“Keep it all” sounds like a great corporate data management strategy on the surface. That is until someone puts in a request to retrieve information needed to satisfy a particular inquiry or the organization is required to bring all data into compliance with some external mandate. Then suddenly the ease of implementing the “Keep it all” strategy is offset by the pains associated with identifying the information needed to fulfill a request or satisfy a specific mandate. Challenges like these are driving companies to implement solutions like CommVault Simpana® Reference Copy to lower today’s Big Data complexities, costs and risks while putting in place the infrastructure that tomorrow’s Big Data analytics tools will need.
Whether companies like it or not, the era of Big Data is here and many companies are ill-prepared for its arrival. An article in the Wall Street Journal entitled The Risks of Big Data for Companies highlights some of the key issues that organizations encounter when trying to derive new benefits from it. These include:
- Knowing what data to examine and ignore
- Big Data analytic tools are still immature
- People are ill-equipped to use these tools
- Appropriately responding to the wealth of information that these tools will eventually provide
Yet an assumption that the author of this article appears to make is that data within organizations is readily accessible, available and referenceable. “Referenceable” implies that there is a primary copy of data that these data analytics tools should access and use to draw conclusions. Yet many organizations have multiple copies of the same data, only one of which should be treated as viable and used for analysis.
It is therefore incumbent upon organizations to first bring their data under control and make it centrally accessible. While having a viable copy of data is certainly necessary to take full advantage of the data analytics tools that many organizations are looking to implement at some point, there are other practical, near-term benefits that creating a central, referenceable copy of data offers to include:
- Effectively responding to and managing continual data growth
- Expediting backups and recoveries
- Minimizing or even eliminating manual processes to search for requested data
- Positioning companies to quickly and effectively respond to eDiscovery searches or litigation holds
- Reducing storage costs
These benefits combine to improve an organization’s overall productivity as fewer IT staff may confidently accomplish many more tasks in less time. Of course, realizing these benefits is predicated upon companies first having such a tool in place that actually performs these functions.
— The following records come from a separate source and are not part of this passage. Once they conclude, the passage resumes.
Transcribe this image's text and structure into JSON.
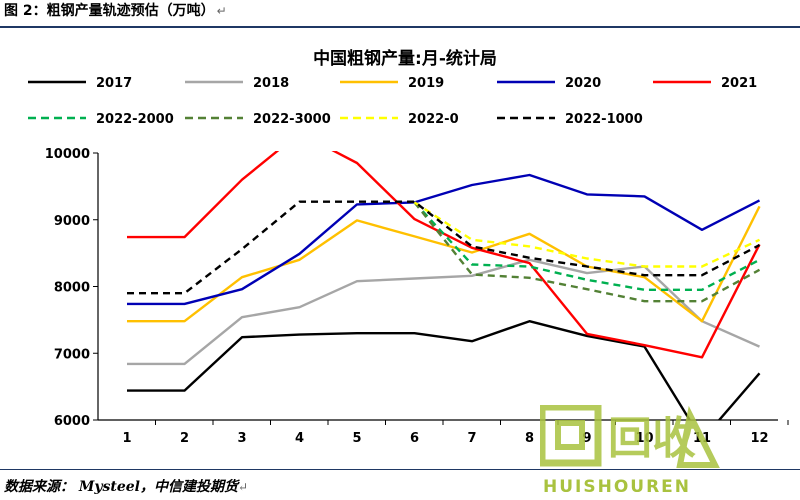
{
  "figure": {
    "label": "图 2：粗钢产量轨迹预估（万吨）",
    "return_mark": "↵"
  },
  "source": {
    "text": "数据来源： Mysteel，中信建投期货",
    "return_mark": "↵"
  },
  "watermark": {
    "text": "HUISHOUREN",
    "logo_text": "回收"
  },
  "chart_data": {
    "type": "line",
    "title": "中国粗钢产量:月-统计局",
    "xlabel": "",
    "ylabel": "",
    "x": [
      1,
      2,
      3,
      4,
      5,
      6,
      7,
      8,
      9,
      10,
      11,
      12
    ],
    "x_tick_labels": [
      "1",
      "2",
      "3",
      "4",
      "5",
      "6",
      "7",
      "8",
      "9",
      "10",
      "11",
      "12"
    ],
    "ylim": [
      6000,
      10000
    ],
    "y_ticks": [
      6000,
      7000,
      8000,
      9000,
      10000
    ],
    "grid": false,
    "legend_position": "top",
    "series": [
      {
        "name": "2017",
        "color": "#000000",
        "dashed": false,
        "values": [
          6440,
          6440,
          7240,
          7280,
          7300,
          7300,
          7180,
          7480,
          7260,
          7100,
          5700,
          6700
        ]
      },
      {
        "name": "2018",
        "color": "#a6a6a6",
        "dashed": false,
        "values": [
          6840,
          6840,
          7540,
          7690,
          8080,
          8120,
          8160,
          8400,
          8200,
          8300,
          7480,
          7100
        ]
      },
      {
        "name": "2019",
        "color": "#ffc000",
        "dashed": false,
        "values": [
          7480,
          7480,
          8140,
          8400,
          8990,
          8750,
          8510,
          8790,
          8300,
          8140,
          7480,
          9200
        ]
      },
      {
        "name": "2020",
        "color": "#0000b4",
        "dashed": false,
        "values": [
          7740,
          7740,
          7960,
          8490,
          9230,
          9260,
          9520,
          9670,
          9380,
          9350,
          8850,
          9290
        ]
      },
      {
        "name": "2021",
        "color": "#ff0000",
        "dashed": false,
        "values": [
          8740,
          8740,
          9600,
          10300,
          9850,
          9010,
          8580,
          8350,
          7290,
          7120,
          6940,
          8630
        ]
      },
      {
        "name": "2022-2000",
        "color": "#00b050",
        "dashed": true,
        "values": [
          null,
          null,
          null,
          null,
          null,
          9260,
          8330,
          8300,
          8100,
          7950,
          7950,
          8400
        ]
      },
      {
        "name": "2022-3000",
        "color": "#538135",
        "dashed": true,
        "values": [
          null,
          null,
          null,
          null,
          null,
          9260,
          8180,
          8130,
          7960,
          7780,
          7780,
          8250
        ]
      },
      {
        "name": "2022-0",
        "color": "#ffff00",
        "dashed": true,
        "values": [
          null,
          null,
          null,
          null,
          null,
          9260,
          8700,
          8600,
          8420,
          8300,
          8300,
          8700
        ]
      },
      {
        "name": "2022-1000",
        "color": "#000000",
        "dashed": true,
        "values": [
          7900,
          7900,
          8560,
          9270,
          9270,
          9270,
          8600,
          8430,
          8300,
          8170,
          8170,
          8620
        ]
      }
    ]
  }
}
This is where CommVault Simpana and its Reference Copy feature come into play. Unlike other solutions that create and manage separate copies of data for archival and backup purposes, Simpana can store and manage as little as one copy of data that it references through its ContentStore (the underlying metadata database and policy engine for Simpana) when doing either archive or backup. Using Simpana, organizations get the flexibility to set policies that determine where data is placed, how long it is retained, who has access to it and what information it contains as Simpana indexes the data as the data is stored.
Simpana Reference Copy builds upon these existing features to provide even more granular data management capabilities. For instance, more organizations expect to store data with a public storage cloud provider such as Amazon Web Services (AWS) S3 or even AWS Glacier. However an organization may incur unexpected costs and lag times using a public cloud storage provider if they store data in the cloud and then need to access it again shortly after they store it there.
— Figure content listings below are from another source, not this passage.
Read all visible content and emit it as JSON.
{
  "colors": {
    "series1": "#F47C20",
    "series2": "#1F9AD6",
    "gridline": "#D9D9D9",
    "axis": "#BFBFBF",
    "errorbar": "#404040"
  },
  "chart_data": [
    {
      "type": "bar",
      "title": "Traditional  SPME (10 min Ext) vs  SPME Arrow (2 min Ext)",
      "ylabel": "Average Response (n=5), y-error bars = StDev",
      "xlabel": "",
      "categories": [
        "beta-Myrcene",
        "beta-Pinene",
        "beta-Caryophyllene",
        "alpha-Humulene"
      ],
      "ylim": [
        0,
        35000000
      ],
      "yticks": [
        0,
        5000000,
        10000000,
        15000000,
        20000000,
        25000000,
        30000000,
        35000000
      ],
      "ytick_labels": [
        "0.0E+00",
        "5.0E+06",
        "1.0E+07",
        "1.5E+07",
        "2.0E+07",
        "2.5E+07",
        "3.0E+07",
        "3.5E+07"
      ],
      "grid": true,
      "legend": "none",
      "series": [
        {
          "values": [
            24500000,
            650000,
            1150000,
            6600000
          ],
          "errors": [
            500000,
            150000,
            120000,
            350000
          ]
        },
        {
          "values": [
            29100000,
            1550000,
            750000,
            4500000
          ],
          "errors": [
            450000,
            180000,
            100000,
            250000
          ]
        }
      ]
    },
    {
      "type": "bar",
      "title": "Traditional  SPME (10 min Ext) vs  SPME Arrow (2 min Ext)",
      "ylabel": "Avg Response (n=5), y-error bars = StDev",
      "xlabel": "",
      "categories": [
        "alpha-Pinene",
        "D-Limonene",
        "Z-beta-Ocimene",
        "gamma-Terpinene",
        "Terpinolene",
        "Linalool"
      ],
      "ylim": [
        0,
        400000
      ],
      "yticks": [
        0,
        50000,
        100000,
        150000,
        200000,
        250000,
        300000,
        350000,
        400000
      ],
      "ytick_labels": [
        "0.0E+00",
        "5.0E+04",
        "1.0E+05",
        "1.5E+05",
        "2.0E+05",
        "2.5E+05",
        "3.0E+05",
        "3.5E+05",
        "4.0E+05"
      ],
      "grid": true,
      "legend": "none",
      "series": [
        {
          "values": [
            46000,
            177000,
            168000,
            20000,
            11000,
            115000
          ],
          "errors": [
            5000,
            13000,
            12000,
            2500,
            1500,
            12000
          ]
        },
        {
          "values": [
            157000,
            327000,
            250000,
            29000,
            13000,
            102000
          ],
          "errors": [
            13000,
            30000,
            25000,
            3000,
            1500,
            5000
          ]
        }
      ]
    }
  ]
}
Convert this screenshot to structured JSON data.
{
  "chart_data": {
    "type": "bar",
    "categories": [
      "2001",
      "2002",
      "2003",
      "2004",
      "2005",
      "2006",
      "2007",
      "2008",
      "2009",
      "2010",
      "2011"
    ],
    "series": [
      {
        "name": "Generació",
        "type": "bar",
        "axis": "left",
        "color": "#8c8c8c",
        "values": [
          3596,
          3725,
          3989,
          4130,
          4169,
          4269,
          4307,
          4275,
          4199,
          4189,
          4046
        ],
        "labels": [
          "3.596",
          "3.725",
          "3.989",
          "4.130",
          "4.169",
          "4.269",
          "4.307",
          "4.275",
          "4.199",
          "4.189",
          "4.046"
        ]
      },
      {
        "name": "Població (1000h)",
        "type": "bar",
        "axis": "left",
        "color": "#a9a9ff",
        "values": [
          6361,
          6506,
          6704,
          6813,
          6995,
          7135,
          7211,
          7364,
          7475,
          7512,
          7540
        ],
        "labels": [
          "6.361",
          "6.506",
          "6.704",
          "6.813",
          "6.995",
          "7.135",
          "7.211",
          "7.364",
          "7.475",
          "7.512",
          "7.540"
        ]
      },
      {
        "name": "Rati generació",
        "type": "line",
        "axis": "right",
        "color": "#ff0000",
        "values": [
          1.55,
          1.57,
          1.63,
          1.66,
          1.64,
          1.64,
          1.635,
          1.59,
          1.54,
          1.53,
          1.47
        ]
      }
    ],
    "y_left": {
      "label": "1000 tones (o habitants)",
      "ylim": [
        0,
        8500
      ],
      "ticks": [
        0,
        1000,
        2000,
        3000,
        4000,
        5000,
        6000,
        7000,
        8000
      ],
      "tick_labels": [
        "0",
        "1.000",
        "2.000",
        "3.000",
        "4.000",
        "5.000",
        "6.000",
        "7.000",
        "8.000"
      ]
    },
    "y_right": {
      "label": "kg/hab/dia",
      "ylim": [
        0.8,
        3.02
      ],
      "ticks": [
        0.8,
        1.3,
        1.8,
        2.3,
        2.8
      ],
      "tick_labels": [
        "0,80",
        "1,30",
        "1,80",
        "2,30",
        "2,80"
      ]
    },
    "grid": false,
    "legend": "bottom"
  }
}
This puts organizations in a bind. They may have a large amount of data that they know they will likely never need and can justifiably be stored in the cloud. But they also know there is a subset of that data that may be frequently accessed, is subject to a legal hold, etc. They do not want to store that data in the cloud since they do not want to wait to retrieve it nor do they want to pay the extra fees that accessing it from the cloud incurs.
Reference Copy addresses this dilemma by offering more granular data management policies so the right data is stored on the right tier of storage. Whereas before organizations may have created policies that migrated all data over one (1) year in age from local storage to the cloud, using Reference Copy they can be more specific.
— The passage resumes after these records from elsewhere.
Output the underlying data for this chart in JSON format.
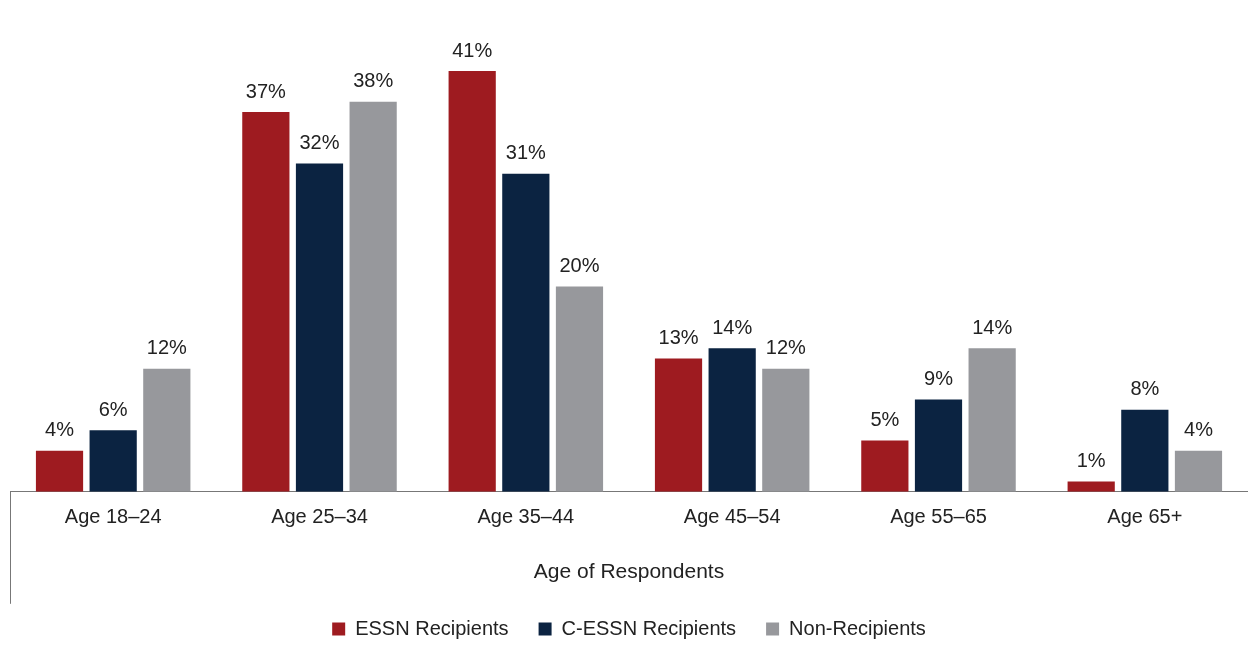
{
  "chart_data": {
    "type": "bar",
    "xlabel": "Age of Respondents",
    "categories": [
      "Age 18–24",
      "Age 25–34",
      "Age 35–44",
      "Age 45–54",
      "Age 55–65",
      "Age 65+"
    ],
    "series": [
      {
        "name": "ESSN Recipients",
        "color": "#9e1b20",
        "values": [
          4,
          37,
          41,
          13,
          5,
          1
        ],
        "value_labels": [
          "4%",
          "37%",
          "41%",
          "13%",
          "5%",
          "1%"
        ]
      },
      {
        "name": "C-ESSN Recipients",
        "color": "#0b2341",
        "values": [
          6,
          32,
          31,
          14,
          9,
          8
        ],
        "value_labels": [
          "6%",
          "32%",
          "31%",
          "14%",
          "9%",
          "8%"
        ]
      },
      {
        "name": "Non-Recipients",
        "color": "#97989c",
        "values": [
          12,
          38,
          20,
          12,
          14,
          4
        ],
        "value_labels": [
          "12%",
          "38%",
          "20%",
          "12%",
          "14%",
          "4%"
        ]
      }
    ],
    "grid": false,
    "legend": "bottom"
  }
}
For instance, they can still instruct Simpana to send any data that is over one year old to the cloud. But now using Reference Copy, if a specific file is frequently accessed or subject to a legal hold, it should not be placed in the cloud. Or if it needs to be placed in the cloud to meet some external compliance requirement, a copy of the data should be retained on local storage. This will provide for fast search and retrieval to satisfy internal organizational requirements but then once the file is no longer accessed or the legal hold expires, it can be deleted from local storage since a copy of the data already exists in the cloud.
This example is probably just one of a countless number of ways that companies can practically leverage Reference Copy to capitalize on the metadata already contained in the Simpana ContentStore. In so doing they can lower their storage costs while still meeting internal user expectations or satisfying external compliance mandates.
Yet putting Simpana Reference Copy in place to realize these near-term benefits also serves a longer term purpose as well. As companies look to fully mine and understand the value of the data they have under management, they will have a head start on their competitors in this respect: they will already have in place an infrastructure with data that is accessible and ready for use by tomorrow’s rapidly maturing data analytics tools.